ITCRSep 20, 2014

Key Capacity for Product Sources with Application to Stationary Gaussian Processes

arXiv:1409.5844v225 citations
AI Analysis

This work addresses secure communication in information theory, providing incremental improvements by extending known results to broader classes of sources and processes.

The paper tackles the problem of secret key agreement for product sources and stationary Gaussian processes, showing that rate splitting is optimal for limited one-way communication and deriving explicit formulas for key rates, including a water-filling solution for discrete memoryless vector Gaussian sources.

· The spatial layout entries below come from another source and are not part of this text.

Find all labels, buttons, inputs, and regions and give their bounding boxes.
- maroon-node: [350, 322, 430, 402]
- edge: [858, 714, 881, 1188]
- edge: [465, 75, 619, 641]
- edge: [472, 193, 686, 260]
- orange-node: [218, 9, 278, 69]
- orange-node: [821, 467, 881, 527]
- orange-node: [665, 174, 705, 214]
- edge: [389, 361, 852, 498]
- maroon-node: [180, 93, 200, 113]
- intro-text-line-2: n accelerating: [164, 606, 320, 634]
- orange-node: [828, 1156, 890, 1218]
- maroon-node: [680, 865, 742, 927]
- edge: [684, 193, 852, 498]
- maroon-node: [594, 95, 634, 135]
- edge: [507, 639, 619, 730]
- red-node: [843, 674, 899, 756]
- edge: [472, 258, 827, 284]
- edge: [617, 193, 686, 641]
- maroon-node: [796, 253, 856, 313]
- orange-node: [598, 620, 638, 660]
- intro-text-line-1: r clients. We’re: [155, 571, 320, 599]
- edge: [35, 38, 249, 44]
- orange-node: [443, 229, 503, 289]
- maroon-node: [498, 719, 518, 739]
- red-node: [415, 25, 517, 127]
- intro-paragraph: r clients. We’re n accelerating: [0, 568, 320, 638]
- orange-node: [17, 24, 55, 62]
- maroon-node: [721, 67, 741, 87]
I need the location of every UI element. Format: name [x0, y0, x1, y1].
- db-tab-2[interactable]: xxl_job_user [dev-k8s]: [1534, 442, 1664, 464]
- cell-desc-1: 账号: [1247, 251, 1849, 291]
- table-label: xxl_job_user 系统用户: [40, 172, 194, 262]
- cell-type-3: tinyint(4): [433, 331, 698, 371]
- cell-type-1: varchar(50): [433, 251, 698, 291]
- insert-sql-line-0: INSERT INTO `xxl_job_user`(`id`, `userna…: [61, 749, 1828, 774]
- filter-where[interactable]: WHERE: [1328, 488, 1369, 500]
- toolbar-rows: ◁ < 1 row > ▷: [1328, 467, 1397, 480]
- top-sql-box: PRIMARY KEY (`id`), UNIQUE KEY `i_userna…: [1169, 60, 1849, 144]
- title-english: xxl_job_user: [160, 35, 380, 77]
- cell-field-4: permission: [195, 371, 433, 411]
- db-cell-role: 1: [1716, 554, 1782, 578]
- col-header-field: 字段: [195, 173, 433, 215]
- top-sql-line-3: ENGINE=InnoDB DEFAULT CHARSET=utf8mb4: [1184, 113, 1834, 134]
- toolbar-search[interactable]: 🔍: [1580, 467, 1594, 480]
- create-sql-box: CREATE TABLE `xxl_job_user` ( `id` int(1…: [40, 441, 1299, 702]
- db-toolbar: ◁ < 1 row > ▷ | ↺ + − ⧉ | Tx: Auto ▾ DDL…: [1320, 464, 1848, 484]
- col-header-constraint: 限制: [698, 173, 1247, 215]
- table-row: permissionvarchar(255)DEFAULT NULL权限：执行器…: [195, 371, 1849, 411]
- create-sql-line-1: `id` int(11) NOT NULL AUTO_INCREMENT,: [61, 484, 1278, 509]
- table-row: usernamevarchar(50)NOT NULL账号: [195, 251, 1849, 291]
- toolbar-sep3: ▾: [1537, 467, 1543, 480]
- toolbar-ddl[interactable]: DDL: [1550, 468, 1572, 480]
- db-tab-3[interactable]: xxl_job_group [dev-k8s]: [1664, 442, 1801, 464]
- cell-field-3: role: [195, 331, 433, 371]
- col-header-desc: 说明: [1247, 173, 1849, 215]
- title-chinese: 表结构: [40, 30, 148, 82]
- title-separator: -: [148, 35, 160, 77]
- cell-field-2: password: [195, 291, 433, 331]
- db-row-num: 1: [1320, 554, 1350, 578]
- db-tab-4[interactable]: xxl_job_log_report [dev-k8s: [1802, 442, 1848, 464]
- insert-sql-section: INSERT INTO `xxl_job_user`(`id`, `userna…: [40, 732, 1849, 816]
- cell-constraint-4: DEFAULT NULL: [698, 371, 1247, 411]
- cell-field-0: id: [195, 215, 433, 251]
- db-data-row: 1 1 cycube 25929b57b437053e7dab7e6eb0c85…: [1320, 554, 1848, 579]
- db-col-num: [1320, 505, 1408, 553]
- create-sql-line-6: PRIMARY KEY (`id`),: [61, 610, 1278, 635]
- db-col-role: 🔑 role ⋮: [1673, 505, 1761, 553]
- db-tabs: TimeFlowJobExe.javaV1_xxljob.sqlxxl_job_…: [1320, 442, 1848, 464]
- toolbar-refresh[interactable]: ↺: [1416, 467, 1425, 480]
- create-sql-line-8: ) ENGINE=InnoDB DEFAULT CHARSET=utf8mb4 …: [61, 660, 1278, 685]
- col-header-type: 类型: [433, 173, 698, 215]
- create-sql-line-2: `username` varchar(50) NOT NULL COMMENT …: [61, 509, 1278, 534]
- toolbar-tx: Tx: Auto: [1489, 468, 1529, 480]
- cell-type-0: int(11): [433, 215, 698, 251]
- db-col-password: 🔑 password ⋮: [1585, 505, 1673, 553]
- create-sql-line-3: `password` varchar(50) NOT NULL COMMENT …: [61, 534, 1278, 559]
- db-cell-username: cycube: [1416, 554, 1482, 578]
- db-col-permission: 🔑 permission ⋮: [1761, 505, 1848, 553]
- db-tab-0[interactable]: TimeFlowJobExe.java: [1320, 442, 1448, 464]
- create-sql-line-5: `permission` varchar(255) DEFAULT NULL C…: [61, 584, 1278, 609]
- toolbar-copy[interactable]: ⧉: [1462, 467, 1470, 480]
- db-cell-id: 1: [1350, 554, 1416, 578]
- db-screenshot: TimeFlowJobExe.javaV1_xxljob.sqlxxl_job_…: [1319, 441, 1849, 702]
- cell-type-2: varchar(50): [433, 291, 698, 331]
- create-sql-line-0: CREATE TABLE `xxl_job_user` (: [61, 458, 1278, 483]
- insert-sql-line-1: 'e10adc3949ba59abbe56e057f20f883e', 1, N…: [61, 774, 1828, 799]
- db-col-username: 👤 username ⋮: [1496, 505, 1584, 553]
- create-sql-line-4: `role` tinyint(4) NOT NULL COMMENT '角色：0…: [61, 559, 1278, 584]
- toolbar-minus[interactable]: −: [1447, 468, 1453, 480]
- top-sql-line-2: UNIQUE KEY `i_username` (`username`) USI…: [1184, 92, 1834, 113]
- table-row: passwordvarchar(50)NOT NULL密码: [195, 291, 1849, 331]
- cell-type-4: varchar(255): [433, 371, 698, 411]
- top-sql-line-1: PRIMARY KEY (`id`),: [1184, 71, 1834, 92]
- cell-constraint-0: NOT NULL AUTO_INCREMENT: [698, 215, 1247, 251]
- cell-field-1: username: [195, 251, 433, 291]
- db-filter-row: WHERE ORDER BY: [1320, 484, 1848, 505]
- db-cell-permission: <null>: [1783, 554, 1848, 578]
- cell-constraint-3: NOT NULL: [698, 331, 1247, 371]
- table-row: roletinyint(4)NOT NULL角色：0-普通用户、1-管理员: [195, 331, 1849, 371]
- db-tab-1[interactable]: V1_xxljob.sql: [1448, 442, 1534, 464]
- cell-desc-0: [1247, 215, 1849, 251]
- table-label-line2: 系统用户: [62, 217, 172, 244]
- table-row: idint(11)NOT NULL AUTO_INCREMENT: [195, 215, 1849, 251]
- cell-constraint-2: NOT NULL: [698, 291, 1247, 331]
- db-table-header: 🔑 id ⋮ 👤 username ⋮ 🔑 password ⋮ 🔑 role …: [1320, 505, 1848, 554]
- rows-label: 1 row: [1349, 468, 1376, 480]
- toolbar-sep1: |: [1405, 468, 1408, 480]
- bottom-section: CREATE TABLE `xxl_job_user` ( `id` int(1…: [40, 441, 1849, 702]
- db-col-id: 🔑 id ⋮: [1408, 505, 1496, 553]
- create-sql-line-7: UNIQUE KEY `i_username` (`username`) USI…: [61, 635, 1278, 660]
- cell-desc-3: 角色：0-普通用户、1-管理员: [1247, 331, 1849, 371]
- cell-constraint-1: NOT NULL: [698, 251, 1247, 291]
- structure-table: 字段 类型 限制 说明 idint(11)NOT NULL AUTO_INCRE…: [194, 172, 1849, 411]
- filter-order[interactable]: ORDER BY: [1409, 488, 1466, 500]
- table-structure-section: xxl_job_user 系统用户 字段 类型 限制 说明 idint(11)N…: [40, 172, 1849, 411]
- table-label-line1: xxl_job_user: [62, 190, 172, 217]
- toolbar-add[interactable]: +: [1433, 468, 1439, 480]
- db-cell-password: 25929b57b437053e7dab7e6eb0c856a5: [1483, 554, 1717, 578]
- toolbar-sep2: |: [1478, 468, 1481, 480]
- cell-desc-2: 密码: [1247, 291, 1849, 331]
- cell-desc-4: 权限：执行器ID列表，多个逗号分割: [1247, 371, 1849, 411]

We show that for product sources, rate splitting is optimal for secret key agreement using limited one-way communication between two terminals. This yields an alternative information-theoretic-converse-style proof of the tensorization property of a strong data processing inequality originally studied by Erkip and Cover and amended recently by Anantharam et al. We derive a water-filling solution of the communication-rate--key-rate tradeoff for a wide class of discrete memoryless vector Gaussian sources which subsumes the case without an eavesdropper. Moreover, we derive an explicit formula for the maximum secret key per bit of communication for all discrete memoryless vector Gaussian sources using a tensorization property and a variation on the enhanced channel technique of Weingarten et al. Finally, a one-shot information spectrum achievability bound for key generation is proved from which we characterize the communication-rate--key-rate tradeoff for stationary Gaussian processes.